I didn't take pictures of the beers we got at McNellie's. People would think I was a bit off if I spent the evening taking pictures of pint glasses. My goal is to make sure that only those who know me well think I'm weird.

Thursday, October 8, 2009

The Business Plan


This week, the Changes in Latitudes house hunting tour takes us to Belize where we will choose between two beautiful beach houses. In previous installments, we've looked at houses in Grand Cayman, Cozumel and Honduras. In voting so far, the Cozumel compound is still the choice for the future home of the combined Tiki and Dale and Carol families (as well as others who may decide to join us when we go.) However, the houses in Belize are up to the challenge of taking on the Cozumel compound. As always, vote for your favorite in the comments.
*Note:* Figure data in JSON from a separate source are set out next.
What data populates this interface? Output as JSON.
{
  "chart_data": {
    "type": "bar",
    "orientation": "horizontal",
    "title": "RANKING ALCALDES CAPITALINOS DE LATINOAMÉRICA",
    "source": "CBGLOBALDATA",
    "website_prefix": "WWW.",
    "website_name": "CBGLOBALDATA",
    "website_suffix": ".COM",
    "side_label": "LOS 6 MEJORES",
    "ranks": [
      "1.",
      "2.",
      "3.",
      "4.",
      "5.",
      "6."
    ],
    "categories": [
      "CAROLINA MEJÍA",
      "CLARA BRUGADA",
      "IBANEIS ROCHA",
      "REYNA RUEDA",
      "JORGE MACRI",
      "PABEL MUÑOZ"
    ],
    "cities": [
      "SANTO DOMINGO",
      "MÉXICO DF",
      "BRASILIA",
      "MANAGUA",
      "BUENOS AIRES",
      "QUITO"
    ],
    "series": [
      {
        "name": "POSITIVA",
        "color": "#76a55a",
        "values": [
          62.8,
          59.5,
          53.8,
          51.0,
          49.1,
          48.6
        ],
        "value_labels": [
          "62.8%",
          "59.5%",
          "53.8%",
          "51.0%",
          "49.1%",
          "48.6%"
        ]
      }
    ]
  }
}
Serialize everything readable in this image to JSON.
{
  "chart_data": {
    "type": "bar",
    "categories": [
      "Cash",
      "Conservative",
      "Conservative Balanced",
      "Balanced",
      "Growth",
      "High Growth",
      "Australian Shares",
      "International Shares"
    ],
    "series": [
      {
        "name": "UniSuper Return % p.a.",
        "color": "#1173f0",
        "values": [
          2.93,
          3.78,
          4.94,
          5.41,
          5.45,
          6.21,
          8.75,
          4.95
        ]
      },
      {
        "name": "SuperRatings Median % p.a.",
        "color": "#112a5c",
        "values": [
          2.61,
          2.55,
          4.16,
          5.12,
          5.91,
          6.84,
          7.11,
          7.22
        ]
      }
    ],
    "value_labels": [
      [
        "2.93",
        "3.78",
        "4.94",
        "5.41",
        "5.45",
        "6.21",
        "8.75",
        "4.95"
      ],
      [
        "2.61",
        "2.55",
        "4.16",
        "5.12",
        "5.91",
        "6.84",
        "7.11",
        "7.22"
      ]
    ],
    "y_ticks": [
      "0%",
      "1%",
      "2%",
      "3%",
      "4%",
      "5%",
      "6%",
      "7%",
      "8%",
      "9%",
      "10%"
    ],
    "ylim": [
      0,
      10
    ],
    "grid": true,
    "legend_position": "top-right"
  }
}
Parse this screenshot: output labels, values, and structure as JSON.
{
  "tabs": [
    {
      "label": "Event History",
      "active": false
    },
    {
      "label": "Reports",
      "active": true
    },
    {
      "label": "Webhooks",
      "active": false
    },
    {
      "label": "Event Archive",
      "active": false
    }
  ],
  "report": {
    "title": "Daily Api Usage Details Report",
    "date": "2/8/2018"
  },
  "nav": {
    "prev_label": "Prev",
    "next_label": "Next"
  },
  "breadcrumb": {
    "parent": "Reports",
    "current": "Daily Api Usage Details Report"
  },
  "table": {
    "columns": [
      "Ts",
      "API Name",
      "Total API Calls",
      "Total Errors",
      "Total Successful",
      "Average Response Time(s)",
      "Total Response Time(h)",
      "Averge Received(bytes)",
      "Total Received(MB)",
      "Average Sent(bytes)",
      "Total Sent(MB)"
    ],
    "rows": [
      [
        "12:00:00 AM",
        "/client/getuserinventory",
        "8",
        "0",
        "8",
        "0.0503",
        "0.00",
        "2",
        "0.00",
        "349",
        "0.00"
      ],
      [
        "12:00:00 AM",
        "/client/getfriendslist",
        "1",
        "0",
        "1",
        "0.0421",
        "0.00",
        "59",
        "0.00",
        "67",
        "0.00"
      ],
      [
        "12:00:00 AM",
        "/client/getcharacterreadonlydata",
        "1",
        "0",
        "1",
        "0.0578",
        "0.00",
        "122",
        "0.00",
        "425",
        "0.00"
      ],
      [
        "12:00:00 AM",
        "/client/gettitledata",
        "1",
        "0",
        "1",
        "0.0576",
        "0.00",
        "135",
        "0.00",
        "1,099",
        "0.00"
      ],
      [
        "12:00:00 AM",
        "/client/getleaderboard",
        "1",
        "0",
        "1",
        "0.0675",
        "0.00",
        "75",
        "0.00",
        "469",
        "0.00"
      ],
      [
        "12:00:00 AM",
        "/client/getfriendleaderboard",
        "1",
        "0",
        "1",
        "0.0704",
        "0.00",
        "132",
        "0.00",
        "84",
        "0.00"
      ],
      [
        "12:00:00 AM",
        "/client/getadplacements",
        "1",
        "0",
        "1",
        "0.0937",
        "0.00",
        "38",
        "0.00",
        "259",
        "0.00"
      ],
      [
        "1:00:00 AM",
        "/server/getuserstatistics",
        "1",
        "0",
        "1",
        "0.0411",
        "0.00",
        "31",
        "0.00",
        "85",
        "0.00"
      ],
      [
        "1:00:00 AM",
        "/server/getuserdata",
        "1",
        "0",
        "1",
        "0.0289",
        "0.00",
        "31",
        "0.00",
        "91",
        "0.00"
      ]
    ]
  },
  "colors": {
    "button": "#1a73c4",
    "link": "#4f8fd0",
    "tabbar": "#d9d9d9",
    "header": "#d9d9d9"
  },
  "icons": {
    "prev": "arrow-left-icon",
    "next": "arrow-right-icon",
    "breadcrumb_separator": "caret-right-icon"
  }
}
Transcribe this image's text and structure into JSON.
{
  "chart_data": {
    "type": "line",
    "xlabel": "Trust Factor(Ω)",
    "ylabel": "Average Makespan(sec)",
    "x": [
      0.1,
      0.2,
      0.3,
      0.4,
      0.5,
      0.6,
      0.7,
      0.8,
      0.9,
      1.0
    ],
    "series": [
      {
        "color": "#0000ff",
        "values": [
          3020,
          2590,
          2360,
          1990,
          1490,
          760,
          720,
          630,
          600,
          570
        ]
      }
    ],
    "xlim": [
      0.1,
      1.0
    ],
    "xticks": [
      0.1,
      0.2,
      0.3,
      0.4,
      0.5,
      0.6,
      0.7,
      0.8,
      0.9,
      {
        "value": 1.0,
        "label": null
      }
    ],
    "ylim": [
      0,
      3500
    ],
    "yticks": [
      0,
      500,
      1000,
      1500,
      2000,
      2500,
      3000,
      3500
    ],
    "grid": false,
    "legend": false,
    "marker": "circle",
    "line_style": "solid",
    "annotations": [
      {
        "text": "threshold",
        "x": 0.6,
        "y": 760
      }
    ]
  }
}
The first entry is a Beachfront Villa on Ambergris Caye. It has four bedrooms and three baths in 9,000 square feet. It also includes a pier, a viewing tower, and two boats. With only four bedrooms, you might think this house is not big enough for our large, growing family. As I've said before, I will happily sleep on the viewing tower, in the boat slip, directly on the beach, or up a coconut tree if I can wake up to that view every day.






At $3.75 million, the Beachfront Villa may be at the top of our price range but I have a plan. Since there are boats included in the price of the house, we will just start a snorkeling expedition company. We can take cruise ship passengers out to the reef, let them splash around in the water for a bit, feed them some cheap Margaritas on the way back to shore, and charge them $100 bucks a head for the trip. The Tiki Gal and Carol would make great hostesses because they are "people persons" while Dale and I could drive the boats and haul the snorkeling gear around. As our little snorkeling company expands, we could add a restaurant and bar at the pier. Dale could then provide the musical entertainment in the bar while I mix drinks and we could turn the snorkeling trips over to our children who would be happy to be a part of the family business (that was sarcasm for those of you who don't know our children.) The Tiki Gal and Carol would not be helping much anymore because they would now be spending most of their time in local politics. Or course, it would all end badly when a guest on a snorkeling expedition has one too many Margaritas on the trip back to the pier, rents a moped, and is then involved in a horrible accident involving an iguana and the police chief's overweight mother-in-law. The snorkeling operation and bar would be shut down in response to the public outcry and the girls would be forced to resign from their positions as Mayor and Ambassador to Mexico. Dale and I would end up playing Jimmy Buffett songs on a street corner with a tip jar at our feet while the girls make the rounds on the local talk shows. Oh well, it was fun while it lasted.







The second house up for consideration is a four bedroom, three bathroom home of 5,000 square feet with a one bed, one bath guest house. It also has a pier but, thankfully, it doesn't come with boats (after the trouble we got into with the last house with boats, we should avoid them at all times.) It is also much cheaper than the other house at just $1.6 million. We wouldn't need to go into any crazy business ventures to... wait, what is that I see in the garage... bicycles, snorkeling gear and a kayak are included. We could take guests on a bicycle tour of the island and then on a small snorkeling trip off the pier while renting the kayak out for trips around the lagoon. As long as we don't get too ambitious this time, it might work. We definitely will not be serving Margaritas to the guests... unless they are Little Girl Margaritas. I think we might be back in business!








Again, vote for your favorite in the comments. Also, if you have any business plans that will keep me off the streets and the Tiki Gal off of Oprah, I would appreciate those as well.

Last weekend, Carol brought over a "borrowed" cocktail recipe. It is called the Malibu Sunset and the recipe follows.

Malibu Sunset
Color: It looks like a sunset.
Ingredients: 3 oz. orange juice, 3 oz. pineapple juice, 2 oz. coconut rum, cranberry juice
Instructions: Shake orange juice, pineapple juice and coconut rum and pour into a hurricane glass over ice. Top with cranberry juice.